In my last column, I offered some important thoughts from a landmark speech by Malcolm X. Here are some additional quotes from “The Ballot or the Bullet,” delivered on April 3, 1964 at the Cory Methodist Church in Cleveland.
Malcolm X warned his audience that neither political party had the interest of black people in mind. When you read his words, you get the feeling that not much has changed in the nearly 50 years that have passed since he spoke them:
“I’m no politician. I’m not even a student of politics. I’m not a Republican, nor a Democrat, nor an American, and got sense enough to know it. I’m one of the 22 million black victims of the Democrats, one of the 22 million black victims of the Republicans, and one of the 22 million black victims of Americanism. And when I speak, I don’t speak as a Democrat, or a Republican, nor an American. I speak as a victim of America’s so-called democracy. You and I have never seen democracy; all we’ve seen is hypocrisy.”

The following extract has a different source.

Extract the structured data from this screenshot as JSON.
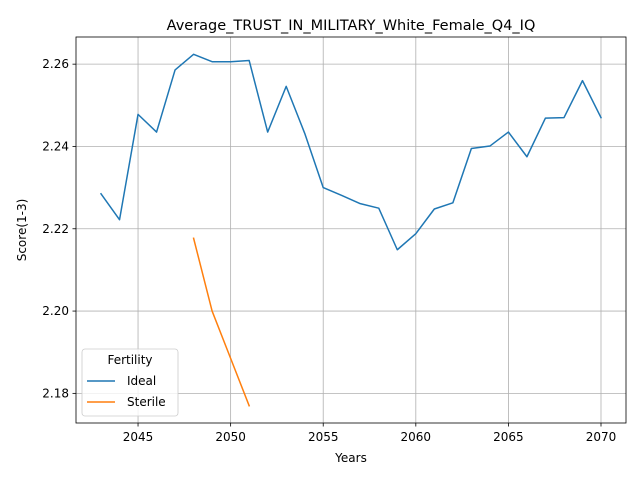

On the black vote, I couldn’t say it any better:

“You’re the one who put the present Democratic administration in Washington DC. The whites were evenly divided. It was the fact that you threw 80 percent your votes behind the Democrats that put the Democrats in the White House. When you see this, you can see that the Negro vote is the key factor. And despite the fact that you are in a position to be the determining factor, what do you get out of it? The Democrats have been in Washington DC only because of the Negro vote. They’ve been down there four years, and after all other legislations they wanted to bring up ,they brought it up and gotten it out of the way, and now they bring up you. You put them first, and they put you last ‘cause you’re a chump, a political chump.”

He doesn’t stop there
“Anytime you throw your weight behind the political party that controls two-thirds of the government, and that party can’t keep the promise that it made to you during election time, and you’re dumb enough to walk around continuing to identify yourself with that Party, you’re not only a chump, but you’re a traitor to your race.”

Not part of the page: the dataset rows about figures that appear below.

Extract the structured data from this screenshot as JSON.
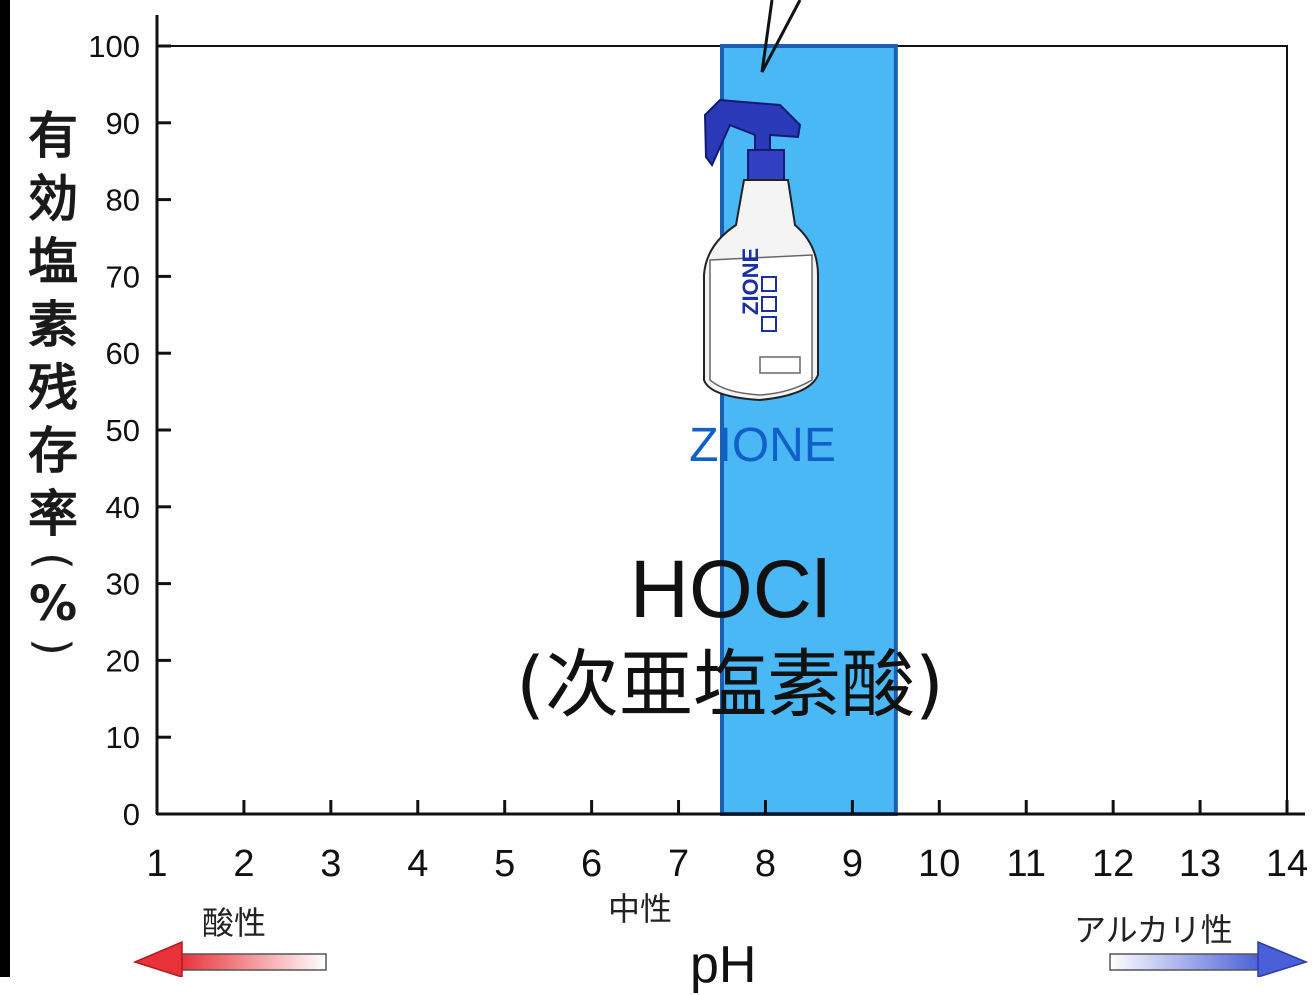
{
  "chart_data": {
    "type": "bar",
    "title": "",
    "xlabel": "pH",
    "ylabel": "有効塩素残存率(%)",
    "xlim": [
      1,
      14
    ],
    "ylim": [
      0,
      100
    ],
    "x_ticks": [
      1,
      2,
      3,
      4,
      5,
      6,
      7,
      8,
      9,
      10,
      11,
      12,
      13,
      14
    ],
    "y_ticks": [
      0,
      10,
      20,
      30,
      40,
      50,
      60,
      70,
      80,
      90,
      100
    ],
    "highlight_band": {
      "x_start": 7.5,
      "x_end": 9.5,
      "y_value": 100,
      "label": "ZIONE",
      "color": "#4ab8f5",
      "border_color": "#1b5fb5"
    },
    "annotations": {
      "species_main": "HOCl",
      "species_sub": "(次亜塩素酸)",
      "acidic": "酸性",
      "neutral": "中性",
      "alkaline": "アルカリ性"
    },
    "grid": false,
    "colors": {
      "acid_arrow": "#e8323a",
      "alkaline_arrow": "#4b5fd8",
      "axis": "#111111"
    }
  },
  "ylabel_chars": [
    "有",
    "効",
    "塩",
    "素",
    "残",
    "存",
    "率"
  ],
  "ylabel_open": "(",
  "ylabel_pct": "%",
  "ylabel_close": ")",
  "product": {
    "name": "ZIONE",
    "icon": "spray-bottle-icon"
  }
}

Then he weighed in on voting rights:

“I was in Washington a couple weeks ago while the senators were filibustering, and I noticed in the back of the Senate a huge map, and on this map it showed the distribution of Negroes in America, and surprisingly the same senators that were involved in the filibuster were from the states where there were the most Negroes. Why were they filibustering the civil rights legislation? Because the civil rights legislation is supposed to guarantee voting rights to Negroes in those states, and those senators from those states know that if the Negroes in those states can vote, those senators are down the drain.”

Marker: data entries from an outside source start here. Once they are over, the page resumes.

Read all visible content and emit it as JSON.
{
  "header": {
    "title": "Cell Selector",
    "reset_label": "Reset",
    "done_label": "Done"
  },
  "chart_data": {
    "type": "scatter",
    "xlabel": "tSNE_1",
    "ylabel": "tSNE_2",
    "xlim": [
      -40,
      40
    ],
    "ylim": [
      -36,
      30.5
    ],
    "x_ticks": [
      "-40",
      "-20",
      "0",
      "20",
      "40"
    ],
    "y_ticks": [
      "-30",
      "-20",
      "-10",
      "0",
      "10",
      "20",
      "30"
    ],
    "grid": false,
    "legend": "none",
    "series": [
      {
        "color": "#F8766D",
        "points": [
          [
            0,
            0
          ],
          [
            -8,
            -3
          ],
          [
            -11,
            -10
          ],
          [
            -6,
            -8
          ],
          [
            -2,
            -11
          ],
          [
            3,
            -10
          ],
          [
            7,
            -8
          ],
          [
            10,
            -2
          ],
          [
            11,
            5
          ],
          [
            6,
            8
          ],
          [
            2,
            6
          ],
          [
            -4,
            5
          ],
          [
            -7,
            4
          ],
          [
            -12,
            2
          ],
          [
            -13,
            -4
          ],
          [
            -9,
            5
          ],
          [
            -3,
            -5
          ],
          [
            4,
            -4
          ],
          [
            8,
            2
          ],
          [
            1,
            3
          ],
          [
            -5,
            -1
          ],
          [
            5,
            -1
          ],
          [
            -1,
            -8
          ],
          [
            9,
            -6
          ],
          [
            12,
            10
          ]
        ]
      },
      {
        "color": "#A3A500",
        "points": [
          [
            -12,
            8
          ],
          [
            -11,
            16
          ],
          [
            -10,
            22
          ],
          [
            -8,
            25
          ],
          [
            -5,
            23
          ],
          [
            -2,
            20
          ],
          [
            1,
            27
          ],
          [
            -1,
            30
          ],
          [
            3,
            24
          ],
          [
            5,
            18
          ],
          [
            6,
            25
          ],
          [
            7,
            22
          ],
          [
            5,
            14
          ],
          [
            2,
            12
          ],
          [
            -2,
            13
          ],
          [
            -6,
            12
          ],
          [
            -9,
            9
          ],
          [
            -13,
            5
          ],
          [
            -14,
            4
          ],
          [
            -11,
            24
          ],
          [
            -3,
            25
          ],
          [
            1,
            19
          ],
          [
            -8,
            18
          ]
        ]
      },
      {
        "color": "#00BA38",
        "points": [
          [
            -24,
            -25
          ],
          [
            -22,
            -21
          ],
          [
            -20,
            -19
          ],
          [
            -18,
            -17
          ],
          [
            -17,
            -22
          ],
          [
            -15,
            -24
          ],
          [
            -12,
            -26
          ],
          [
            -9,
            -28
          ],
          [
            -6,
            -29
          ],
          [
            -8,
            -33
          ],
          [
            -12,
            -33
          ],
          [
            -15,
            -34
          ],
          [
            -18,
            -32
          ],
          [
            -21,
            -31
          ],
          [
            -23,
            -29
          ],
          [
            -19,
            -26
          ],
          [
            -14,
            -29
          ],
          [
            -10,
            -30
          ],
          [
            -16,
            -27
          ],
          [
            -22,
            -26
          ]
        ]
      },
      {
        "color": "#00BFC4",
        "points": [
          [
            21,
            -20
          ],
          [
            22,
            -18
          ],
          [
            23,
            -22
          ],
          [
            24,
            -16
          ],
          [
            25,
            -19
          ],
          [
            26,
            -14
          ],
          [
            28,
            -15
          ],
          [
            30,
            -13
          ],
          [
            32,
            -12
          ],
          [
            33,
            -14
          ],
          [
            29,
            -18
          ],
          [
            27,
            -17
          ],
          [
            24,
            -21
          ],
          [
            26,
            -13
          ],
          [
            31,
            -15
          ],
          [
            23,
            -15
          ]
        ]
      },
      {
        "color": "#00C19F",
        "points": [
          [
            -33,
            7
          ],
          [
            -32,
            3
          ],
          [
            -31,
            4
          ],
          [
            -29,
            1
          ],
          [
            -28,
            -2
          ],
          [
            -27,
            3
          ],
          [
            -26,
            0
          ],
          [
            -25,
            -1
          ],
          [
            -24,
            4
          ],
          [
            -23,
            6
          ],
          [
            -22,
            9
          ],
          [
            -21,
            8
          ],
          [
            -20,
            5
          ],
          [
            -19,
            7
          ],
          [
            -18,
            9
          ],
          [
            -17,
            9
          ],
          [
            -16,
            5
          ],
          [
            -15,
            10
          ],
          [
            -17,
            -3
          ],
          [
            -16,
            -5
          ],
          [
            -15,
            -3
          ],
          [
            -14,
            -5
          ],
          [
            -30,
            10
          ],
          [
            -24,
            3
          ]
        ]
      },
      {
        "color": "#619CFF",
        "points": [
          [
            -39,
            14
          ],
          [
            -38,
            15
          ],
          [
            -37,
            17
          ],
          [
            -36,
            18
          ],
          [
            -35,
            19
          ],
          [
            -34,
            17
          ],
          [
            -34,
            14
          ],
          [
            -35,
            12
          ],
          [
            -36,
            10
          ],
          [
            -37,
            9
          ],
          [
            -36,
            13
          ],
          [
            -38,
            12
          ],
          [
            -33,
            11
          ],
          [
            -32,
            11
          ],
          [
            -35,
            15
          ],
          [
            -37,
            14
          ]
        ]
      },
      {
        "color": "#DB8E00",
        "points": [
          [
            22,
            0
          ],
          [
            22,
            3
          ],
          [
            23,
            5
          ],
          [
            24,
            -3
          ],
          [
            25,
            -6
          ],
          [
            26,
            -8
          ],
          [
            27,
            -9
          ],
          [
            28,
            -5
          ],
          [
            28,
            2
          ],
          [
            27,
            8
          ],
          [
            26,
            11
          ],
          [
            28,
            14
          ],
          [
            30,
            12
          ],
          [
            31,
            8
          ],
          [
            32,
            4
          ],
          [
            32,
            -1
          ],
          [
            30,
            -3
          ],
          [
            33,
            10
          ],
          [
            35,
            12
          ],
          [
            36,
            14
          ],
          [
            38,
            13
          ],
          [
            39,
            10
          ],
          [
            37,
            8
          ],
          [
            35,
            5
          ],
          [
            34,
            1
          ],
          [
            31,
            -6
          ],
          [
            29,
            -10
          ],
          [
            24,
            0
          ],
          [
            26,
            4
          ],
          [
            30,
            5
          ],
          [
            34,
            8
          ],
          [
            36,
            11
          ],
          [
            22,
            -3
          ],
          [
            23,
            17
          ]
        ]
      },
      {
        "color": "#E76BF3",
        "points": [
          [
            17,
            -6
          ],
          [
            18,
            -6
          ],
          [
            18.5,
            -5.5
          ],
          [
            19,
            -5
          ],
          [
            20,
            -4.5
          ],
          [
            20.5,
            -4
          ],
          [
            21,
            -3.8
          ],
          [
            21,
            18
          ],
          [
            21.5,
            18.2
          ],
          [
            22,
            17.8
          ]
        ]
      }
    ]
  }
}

Near the end of his speech he concluded the best strategy for change was to appeal to the United Nations

“We have injected ourselves into the civil rights struggle, and we intend to expand it from the level of civil rights to the level of human rights. As long as you’re fighting on the level of civil rights, you’re under Uncle Sam’s jurisdiction. You’re going to his court expecting him to correct the problem. He created the problem. He’s the criminal. You don’t take your case to the criminal; you take your criminal to court. When the government of South Africa began to trample upon the human rights of the people of South Africa, they were taken to the U.N.”

Not long after this historic speech the Civil Rights Act of 1964 passed , banning discrimination based on race, gender and ethnicity. Malcolm X was killed February 21, 1965.